The Indian-born actress told how she felt indebted to the frail 84-year-old who risked his life in 1944 to rescue her dad Captain James from Japanese machine gunners.
Lumley joins Tory Peer and Victoria Cross expert Michael Ashcroft in the the fight to bring Pun back to Britain.
"Irrespective of anything else, this was a man who earned the Victoria Cross in the service of the British. On compassionate and any other grounds, this is somebody that the population of this country would be delighted to have admitted to the UK. To tell him, at the age of 84, to 'bugger off' is despicable," the Daily Mail quoted Ashcroft,as saying.
Lord Ashcroft, the deputy chairman of the Conservative Party and author of the book Victoria Cross Heroes, has arranged a meeting between his advisers and Pun's London solicitor to try to overturn the decision banning him from the UK.
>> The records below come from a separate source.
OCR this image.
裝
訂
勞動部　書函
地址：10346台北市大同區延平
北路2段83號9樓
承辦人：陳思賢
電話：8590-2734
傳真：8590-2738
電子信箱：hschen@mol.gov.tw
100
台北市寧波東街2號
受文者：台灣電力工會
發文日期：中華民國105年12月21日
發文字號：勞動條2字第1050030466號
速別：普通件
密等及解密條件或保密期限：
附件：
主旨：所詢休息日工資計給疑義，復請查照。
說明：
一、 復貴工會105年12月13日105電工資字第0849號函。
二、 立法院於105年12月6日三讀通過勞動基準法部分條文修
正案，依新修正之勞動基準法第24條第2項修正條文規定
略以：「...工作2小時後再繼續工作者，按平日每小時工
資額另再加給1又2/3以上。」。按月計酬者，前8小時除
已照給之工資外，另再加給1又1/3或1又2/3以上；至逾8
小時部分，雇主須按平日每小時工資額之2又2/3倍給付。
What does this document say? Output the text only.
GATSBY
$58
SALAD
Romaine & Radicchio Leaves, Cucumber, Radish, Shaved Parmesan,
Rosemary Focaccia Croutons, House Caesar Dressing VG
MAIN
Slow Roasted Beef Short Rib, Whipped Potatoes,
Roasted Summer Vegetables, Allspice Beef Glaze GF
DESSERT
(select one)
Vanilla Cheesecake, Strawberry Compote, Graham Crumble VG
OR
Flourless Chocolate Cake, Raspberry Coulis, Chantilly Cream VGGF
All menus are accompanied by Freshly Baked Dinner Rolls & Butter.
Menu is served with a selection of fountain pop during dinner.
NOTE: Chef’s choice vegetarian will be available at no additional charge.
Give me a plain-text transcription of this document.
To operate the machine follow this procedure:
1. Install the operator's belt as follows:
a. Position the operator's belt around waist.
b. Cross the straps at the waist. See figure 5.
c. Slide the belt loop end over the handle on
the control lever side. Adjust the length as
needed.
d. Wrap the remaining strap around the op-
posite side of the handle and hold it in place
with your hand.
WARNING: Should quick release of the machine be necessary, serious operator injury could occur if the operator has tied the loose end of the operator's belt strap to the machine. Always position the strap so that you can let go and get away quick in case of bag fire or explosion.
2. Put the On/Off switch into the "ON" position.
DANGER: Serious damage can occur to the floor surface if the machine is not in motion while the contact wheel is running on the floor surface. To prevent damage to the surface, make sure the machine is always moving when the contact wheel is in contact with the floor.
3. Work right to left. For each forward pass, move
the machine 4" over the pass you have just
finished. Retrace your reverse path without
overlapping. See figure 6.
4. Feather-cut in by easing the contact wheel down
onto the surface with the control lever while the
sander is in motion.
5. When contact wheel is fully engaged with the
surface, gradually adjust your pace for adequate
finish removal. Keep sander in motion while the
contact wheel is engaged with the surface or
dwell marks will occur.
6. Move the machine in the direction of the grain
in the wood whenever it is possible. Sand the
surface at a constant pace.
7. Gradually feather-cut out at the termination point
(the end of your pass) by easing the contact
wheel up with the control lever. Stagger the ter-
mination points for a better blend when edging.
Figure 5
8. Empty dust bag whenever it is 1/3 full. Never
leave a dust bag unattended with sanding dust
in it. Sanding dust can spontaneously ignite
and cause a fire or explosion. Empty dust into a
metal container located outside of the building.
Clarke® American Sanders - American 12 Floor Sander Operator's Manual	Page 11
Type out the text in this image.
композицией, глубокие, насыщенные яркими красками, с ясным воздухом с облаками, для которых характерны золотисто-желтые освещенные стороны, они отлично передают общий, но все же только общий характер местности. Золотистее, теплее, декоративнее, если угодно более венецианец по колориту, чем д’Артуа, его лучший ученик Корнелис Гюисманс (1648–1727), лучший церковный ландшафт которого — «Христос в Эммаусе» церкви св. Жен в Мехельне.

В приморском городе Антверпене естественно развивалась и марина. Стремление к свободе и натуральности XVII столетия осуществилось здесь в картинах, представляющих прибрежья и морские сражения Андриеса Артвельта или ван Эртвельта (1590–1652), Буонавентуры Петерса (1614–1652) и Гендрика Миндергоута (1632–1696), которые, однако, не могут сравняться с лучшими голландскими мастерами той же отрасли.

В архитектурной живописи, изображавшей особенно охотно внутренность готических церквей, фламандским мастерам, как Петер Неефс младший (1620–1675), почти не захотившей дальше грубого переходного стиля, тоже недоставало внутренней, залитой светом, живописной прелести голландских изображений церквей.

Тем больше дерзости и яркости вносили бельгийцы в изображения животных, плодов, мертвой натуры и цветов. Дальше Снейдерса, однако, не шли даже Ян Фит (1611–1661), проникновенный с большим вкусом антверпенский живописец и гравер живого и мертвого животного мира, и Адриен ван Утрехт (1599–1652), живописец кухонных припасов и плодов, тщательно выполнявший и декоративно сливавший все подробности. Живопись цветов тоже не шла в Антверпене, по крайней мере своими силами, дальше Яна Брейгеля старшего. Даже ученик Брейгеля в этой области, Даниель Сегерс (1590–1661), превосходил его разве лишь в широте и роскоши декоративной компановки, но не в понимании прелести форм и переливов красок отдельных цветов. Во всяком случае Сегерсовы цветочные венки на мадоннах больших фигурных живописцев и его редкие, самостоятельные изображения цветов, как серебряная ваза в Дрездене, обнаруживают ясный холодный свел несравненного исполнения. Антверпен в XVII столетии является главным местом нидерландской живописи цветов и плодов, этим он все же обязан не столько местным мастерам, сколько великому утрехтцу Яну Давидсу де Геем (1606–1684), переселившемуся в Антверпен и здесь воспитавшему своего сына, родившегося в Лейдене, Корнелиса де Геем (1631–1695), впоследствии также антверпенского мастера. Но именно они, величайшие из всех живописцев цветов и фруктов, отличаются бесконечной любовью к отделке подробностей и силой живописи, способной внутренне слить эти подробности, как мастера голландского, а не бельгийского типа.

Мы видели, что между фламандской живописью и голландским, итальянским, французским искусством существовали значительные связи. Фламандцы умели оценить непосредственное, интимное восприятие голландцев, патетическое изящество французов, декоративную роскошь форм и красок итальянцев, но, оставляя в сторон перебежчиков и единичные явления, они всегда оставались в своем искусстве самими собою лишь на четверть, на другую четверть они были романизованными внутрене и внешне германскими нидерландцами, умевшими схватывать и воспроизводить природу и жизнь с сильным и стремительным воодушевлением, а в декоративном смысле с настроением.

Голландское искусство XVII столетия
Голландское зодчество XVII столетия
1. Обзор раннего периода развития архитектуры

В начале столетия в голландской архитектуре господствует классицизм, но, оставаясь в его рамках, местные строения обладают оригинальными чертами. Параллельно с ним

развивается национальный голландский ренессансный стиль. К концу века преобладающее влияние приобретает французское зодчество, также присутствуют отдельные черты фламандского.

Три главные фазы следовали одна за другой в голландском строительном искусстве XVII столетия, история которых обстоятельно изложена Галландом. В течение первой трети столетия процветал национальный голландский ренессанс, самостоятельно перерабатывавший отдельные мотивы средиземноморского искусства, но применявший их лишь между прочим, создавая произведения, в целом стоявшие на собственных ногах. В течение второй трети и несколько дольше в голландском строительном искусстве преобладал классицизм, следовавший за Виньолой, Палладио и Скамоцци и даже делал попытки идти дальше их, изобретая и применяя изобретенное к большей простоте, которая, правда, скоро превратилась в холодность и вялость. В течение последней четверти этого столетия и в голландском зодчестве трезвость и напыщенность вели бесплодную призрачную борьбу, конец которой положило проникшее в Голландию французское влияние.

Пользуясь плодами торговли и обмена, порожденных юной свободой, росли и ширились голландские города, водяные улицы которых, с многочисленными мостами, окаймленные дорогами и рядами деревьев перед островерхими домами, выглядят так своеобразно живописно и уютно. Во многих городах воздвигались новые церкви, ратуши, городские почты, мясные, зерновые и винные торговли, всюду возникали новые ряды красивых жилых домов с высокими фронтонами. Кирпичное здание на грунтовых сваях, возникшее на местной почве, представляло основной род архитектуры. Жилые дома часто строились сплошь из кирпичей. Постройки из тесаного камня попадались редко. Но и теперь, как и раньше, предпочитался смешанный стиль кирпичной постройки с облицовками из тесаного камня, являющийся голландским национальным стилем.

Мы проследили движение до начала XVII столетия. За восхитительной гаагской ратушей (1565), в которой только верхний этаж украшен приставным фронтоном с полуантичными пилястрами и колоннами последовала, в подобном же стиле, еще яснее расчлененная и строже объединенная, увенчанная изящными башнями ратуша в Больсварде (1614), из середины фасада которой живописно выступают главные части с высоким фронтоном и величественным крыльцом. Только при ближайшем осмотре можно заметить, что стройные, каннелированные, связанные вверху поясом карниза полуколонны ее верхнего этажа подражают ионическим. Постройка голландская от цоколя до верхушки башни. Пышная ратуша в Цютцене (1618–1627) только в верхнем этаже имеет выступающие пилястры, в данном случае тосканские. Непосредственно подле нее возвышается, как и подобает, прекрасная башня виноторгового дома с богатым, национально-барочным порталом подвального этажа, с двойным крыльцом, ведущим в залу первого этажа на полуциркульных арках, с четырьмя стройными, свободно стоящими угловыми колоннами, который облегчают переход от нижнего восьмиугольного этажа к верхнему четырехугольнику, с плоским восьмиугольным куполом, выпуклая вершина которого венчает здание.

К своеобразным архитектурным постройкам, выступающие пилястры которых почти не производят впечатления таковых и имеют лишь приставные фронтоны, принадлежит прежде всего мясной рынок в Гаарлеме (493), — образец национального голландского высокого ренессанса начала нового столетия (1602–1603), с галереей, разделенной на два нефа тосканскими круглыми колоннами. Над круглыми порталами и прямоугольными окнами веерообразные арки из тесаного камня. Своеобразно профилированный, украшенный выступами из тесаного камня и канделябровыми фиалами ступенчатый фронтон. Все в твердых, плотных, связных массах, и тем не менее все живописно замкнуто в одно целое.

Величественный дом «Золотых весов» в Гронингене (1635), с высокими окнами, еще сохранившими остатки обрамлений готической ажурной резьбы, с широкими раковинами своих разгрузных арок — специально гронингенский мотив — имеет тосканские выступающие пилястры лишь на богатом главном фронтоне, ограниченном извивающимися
The elderly Gurkha has heart problems, asthma, diabetes and high blood pressure and requires daily medication - which is not always available in Nepal. He wants to come to Britain to ensure he has a reliable supply of medication and good quality care.
He receives 132 pounds a month as Army pension and has to travel from his mountain home to the Gurkha camp at Pokhara - a day's walk away - to collect it.
Lawyers acting for him, along with 2,000 former Gurkhas, will appeal before the immigration courts in London in August.
Pun earned his VC in Burma on June 23, 1944, after nearly all his comrades had been killed. He grabbed a Bren Gun and, firing-from the hip and running through ankle - deep mud, ignored "shattering" Japanese fire and stormed machine gun positions.
The medal is now thought to be in the Gurkha Museum in Winchester.